The Norwegian Mibau group undertook an operation for Costain, involving the transport and deposit of vast amounts of rock in the sea under Shakespeare Cliff near Folkestone. Getting the rock to the correct place involved towing a loaded dumb barge from Norway and anchoring it where the rock was to be placed. The barge was owned by one Mibau company, Splitt; for internal accounting reasons it was chartered to another such company, Stema AS, which also owned the rock. On arrival the barge was anchored, with a crew put on board employed by a third Mibau company, Stema UK. That crew took orders from, and acted on the instructions of, Stema AS.
Despite ominous weather forecasts, Stema UK’s crew assumed the barge could be safely left unmanned at anchor. They were seriously wrong. She dragged her anchor in a storm and sliced an underwater cable which proved costly to repair. The question arose whether, in a suit by the cable owners, Stema UK could limit its liability. Although clearly not an owner or charterer of the barge under Art.1(2) of the LLMC 1976, it argued that because of its de facto control at the relevant time it had been either a manager or an operator. The cable owners argued that it was neither.
Teare J held Stema UK entitled to limit. (See [2020] EWHC 1294 (Admty), noted in this blog here.) True, because it had lacked executive authority, being under the orders of Stema AS, it could not have been a manager. But it, or rather its employees, had undoubtedly been in physical control of, and had operated the machinery aboard, the vessel; and this meant that it counted as her operator within Art.1(2).
This was a commercially sensible result. It meant that the ability to limit stood to be fairly generously granted to any entity in physical control of a vessel; it also had the extra advantage that corporate groups would not be unduly prejudiced merely because for organisational reasons they chose to parcel out the functions of ownership and physical manipulation to different group entities.
Unfortunately it did not find favour with the Court of Appeal. Phillips LJ, giving the only judgment, took the view that just as an employee would not be an operator in his own right since he acted only on someone else’s orders, an entity physically operating a vessel as the catspaw of another entity was in the same position. It followed that because of its lack of authority to act on its own initiative without contacting Stema AS, Stema UK was liable in full since it was outside the charmed circle of those entitled to limit.
For what it is worth, with the greatest of respect this blog is inclined to prefer the reasoning in the judgment below.

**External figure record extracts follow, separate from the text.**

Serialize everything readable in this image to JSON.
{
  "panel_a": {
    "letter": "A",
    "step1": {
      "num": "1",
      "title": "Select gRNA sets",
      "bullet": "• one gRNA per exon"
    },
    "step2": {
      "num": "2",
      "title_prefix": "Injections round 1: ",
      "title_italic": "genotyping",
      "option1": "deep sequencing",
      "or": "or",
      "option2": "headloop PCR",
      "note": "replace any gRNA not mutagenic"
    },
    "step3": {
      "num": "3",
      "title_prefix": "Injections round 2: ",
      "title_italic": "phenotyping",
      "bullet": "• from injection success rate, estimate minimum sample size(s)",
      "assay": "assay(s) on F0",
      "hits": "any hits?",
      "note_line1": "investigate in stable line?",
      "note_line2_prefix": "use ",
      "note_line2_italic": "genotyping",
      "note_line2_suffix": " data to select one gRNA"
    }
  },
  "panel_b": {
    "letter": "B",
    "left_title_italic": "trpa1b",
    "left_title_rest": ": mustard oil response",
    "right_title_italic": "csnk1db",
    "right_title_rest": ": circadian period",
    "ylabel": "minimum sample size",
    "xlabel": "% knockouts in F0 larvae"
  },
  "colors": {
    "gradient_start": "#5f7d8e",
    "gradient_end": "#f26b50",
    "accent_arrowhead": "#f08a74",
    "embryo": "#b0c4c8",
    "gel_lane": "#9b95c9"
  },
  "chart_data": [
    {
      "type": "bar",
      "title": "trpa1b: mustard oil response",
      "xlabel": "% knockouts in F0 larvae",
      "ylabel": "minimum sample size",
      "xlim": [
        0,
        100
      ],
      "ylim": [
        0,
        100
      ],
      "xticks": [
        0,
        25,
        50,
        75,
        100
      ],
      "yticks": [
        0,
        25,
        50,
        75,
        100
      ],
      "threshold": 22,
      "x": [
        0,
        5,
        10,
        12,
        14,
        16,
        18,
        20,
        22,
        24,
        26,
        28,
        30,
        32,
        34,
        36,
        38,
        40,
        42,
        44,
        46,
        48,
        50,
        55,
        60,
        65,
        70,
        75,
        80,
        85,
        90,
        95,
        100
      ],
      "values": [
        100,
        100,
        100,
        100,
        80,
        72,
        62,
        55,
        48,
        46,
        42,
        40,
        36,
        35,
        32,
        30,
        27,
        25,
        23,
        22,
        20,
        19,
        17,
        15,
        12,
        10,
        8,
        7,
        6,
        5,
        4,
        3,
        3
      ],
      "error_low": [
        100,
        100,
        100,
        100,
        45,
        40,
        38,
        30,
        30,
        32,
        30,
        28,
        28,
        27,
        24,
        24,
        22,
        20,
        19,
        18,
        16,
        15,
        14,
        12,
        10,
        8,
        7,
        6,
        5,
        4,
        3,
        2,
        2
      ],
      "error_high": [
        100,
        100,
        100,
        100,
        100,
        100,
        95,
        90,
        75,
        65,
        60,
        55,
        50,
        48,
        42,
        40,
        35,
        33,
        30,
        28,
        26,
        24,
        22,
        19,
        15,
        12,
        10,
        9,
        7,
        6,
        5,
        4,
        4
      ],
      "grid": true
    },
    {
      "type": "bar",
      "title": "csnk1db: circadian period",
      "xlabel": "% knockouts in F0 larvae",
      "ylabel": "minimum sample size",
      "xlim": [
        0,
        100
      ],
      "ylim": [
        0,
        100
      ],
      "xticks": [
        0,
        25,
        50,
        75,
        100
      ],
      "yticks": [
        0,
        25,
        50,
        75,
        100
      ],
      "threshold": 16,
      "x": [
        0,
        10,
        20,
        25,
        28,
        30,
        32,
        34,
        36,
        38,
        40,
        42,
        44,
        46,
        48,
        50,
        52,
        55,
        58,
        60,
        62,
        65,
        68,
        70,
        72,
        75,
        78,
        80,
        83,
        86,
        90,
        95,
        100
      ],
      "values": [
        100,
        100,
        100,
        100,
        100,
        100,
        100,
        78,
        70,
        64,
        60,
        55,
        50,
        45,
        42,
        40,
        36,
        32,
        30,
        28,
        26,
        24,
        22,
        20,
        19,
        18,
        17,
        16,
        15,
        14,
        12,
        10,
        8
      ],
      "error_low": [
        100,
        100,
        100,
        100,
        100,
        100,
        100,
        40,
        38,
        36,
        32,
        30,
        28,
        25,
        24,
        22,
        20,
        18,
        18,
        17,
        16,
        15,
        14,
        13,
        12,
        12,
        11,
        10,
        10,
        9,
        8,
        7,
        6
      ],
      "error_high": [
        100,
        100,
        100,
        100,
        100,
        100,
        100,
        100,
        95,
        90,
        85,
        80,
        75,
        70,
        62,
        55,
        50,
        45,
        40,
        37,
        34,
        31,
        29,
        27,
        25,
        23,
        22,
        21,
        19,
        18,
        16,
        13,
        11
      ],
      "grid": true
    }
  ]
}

We see it as not only commercially rational but also more certain, in that making the status of operator dependent on an estimation of the amount of discretion allowed to an entity seems to encourage some hair-splitting arguments.
But no matter. As Phillips LJ pointed out, the effect of the Court of Appeal’s decision can easily be avoided by making sure that the people physically in charge of a vessel are seconded to, or otherwise technically employed by, the company with the serious decision-making power. No doubt, indeed, as this is being written P&I club lawyers will be sharpening their pencils with a view to drafting the necessary advice to members, and possibly even changes to the rules so as to back up that advice. As ever, a little discreet bureaucratic tinkering can pay big dividends.